"Running Away"

Starting this Sunday we'll spend five Sundays with Jonah, whose story from the Old Testament is best remembered because he gets swallowed by a whale. Actually, the story doesn't specify a whale--it just says "a large fish". Technically a whale isn't a fish, it's a mammal, but those of us who aren't experts in sea creatures can't think of a fish as large as a whale, so that's why we say that, and in any case that's the part we remember.

But there is much to consider in this story both before the "large fish" swallows him up and afterwards.  A series of events leads to the aforementioned swallowing--events that involve Jonah being called by God to do something that it seems Jonah really doesn't want to do. Jonah is called by God to go to Ninevah, and instead sets off for Tarshish, which is pretty much completely in the opposite direction, and far far away--Tarshish seems to be in Spain, the whole way across the Mediterranean Sea from Israel.

That kind of thing ever happen to you?  You really should do something, and you know you should, but you don't want to?  And you do everything you can to avoid it, both in terms of not taking action towards it, and even taking action away from it?  Even if we don't factor in a sense that GOD is calling you to do it, you still find yourself running away from doing what you know in your heart of hearts you ought to do?

What makes it that much more of an issue for Jonah is that what God is calling him to do is to go to Ninevah and tell them to straighten up so God will be merciful to them.  Jonah hates the Ninevites. He hates them the way the KKK hates Black people. So the last thing that Jonah wants to do is give them a chance to receive mercy.  He'd rather see them crushed out of existence. And yet this is what God is calling him to do--proclaim the opportunity for mercy to those doomed for destruction--unless they repent and turn it around and receive mercy. 

I hope that the reasons we run away from what we know we ought to do aren't as heightened as Jonah's reasons.  I know we are in a very challenging political season in our nation, but I hope that, despite the rhetoric that is out there (and on Facebook) that our feelings are not to that level.  But perhaps this climate in our nation can help us understand just how much Jonah doesn't want to do this.  And how passionate he is about getting as far away from it as is humanly possible.

We will learn in future weeks that it didn't entirely work out the way Jonah intended it to.  And that it seems like he perhaps never got over it.

OLD TESTAMENT   Jonah 1:1-10

1 Now the word of the Lord came to Jonah son of Amittai, saying, 2 ‘Go at once to Nineveh, that great city, and cry out against it; for their wickedness has come up before me.’ 3 But Jonah set out to flee to Tarshish from the presence of the Lord. He went down to Joppa and found a ship going to Tarshish; so he paid his fare and went on board, to go with them to Tarshish, away from the presence of the Lord.

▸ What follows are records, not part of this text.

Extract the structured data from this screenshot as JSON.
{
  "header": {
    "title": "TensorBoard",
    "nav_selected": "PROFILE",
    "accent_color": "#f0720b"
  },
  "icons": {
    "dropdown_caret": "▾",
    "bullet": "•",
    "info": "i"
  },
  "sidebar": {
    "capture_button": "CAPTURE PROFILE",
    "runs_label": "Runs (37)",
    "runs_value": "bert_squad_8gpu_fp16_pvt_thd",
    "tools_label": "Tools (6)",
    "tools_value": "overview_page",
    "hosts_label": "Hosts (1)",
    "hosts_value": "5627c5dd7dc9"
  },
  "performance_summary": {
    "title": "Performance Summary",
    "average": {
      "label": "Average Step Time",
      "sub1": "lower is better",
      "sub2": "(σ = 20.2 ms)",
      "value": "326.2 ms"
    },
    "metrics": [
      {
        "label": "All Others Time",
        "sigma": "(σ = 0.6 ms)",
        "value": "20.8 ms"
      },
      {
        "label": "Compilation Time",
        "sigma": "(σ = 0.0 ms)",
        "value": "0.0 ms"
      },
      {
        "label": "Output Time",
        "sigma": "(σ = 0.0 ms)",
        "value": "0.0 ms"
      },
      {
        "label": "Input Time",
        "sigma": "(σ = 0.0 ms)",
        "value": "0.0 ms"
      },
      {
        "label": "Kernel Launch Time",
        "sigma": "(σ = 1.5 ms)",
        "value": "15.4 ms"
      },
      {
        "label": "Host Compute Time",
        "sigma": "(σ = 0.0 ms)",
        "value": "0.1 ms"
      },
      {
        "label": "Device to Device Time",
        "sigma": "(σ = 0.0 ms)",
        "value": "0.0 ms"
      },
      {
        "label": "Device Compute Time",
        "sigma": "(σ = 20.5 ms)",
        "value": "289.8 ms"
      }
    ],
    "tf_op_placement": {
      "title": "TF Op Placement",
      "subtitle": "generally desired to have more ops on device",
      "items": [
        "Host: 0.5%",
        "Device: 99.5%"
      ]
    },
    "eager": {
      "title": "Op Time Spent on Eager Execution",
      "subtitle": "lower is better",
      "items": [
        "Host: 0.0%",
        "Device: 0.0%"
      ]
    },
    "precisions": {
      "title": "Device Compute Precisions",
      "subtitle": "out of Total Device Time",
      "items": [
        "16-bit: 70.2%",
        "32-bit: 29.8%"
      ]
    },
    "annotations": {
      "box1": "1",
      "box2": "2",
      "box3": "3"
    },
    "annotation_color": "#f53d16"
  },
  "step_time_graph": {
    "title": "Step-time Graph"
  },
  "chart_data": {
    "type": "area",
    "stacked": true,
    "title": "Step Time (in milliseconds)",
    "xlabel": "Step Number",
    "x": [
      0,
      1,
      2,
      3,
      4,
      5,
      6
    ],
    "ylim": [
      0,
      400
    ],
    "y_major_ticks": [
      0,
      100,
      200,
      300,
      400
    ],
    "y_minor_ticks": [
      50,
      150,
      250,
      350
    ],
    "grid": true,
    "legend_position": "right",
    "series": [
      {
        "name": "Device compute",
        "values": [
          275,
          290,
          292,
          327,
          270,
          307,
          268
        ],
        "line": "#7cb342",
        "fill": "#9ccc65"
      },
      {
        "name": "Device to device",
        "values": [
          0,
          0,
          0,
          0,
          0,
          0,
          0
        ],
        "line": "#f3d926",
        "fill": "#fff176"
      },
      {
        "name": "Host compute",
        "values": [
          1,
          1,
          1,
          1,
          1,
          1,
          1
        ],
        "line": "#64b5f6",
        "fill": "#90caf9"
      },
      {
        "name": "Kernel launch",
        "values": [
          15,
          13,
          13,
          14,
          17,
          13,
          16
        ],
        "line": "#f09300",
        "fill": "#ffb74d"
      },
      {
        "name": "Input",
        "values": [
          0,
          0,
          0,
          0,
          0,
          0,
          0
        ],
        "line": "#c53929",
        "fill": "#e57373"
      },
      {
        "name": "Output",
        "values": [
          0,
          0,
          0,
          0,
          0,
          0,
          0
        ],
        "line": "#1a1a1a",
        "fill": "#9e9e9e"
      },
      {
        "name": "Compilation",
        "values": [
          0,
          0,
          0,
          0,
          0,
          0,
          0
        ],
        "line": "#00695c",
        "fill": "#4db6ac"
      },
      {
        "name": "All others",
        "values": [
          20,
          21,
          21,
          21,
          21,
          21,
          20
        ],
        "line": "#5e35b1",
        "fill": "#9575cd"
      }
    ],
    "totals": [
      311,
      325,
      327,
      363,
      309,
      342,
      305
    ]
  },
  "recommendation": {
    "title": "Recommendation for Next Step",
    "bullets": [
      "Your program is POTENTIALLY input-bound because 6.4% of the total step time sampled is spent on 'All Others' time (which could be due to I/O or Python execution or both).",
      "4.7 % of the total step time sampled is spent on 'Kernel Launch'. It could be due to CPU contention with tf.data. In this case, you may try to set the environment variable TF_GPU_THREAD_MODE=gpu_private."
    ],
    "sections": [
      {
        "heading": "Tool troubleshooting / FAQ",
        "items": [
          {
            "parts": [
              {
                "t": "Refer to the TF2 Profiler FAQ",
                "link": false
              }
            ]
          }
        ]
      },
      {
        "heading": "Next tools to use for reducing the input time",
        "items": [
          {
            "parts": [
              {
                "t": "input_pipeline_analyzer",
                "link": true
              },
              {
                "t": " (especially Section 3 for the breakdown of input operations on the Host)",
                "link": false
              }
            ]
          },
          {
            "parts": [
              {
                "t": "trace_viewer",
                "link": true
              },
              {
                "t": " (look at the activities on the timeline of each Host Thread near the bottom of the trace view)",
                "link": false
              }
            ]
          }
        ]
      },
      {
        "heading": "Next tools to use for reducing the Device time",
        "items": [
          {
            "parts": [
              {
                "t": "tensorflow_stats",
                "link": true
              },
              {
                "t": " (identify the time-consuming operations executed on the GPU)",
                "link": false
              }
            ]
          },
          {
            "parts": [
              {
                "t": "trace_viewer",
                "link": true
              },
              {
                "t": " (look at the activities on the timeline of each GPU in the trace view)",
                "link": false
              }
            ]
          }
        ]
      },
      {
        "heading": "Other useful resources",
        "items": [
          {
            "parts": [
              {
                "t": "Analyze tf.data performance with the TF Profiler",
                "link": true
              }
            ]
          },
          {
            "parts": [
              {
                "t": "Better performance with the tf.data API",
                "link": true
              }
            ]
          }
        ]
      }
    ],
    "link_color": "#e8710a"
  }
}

4 But the Lord hurled a great wind upon the sea, and such a mighty storm came upon the sea that the ship threatened to break up. 5 Then the mariners were afraid, and each cried to his god. They threw the cargo that was in the ship into the sea, to lighten it for them. Jonah, meanwhile, had gone down into the hold of the ship and had lain down, and was fast asleep. 6 The captain came and said to him, ‘What are you doing sound asleep? Get up, call on your god! Perhaps the god will spare us a thought so that we do not perish.’

7 The sailors said to one another, ‘Come, let us cast lots, so that we may know on whose account this calamity has come upon us.’ So they cast lots, and the lot fell on Jonah. 8 Then they said to him, ‘Tell us why this calamity has come upon us. What is your occupation? Where do you come from? What is your country? And of what people are you?’ 9 ‘I am a Hebrew,’ he replied. ‘I worship the Lord, the God of heaven, who made the sea and the dry land.’ 10 Then the men were even more afraid, and said to him, ‘What is this that you have done!’ For the men knew that he was fleeing from the presence of the Lord, because he had told them so.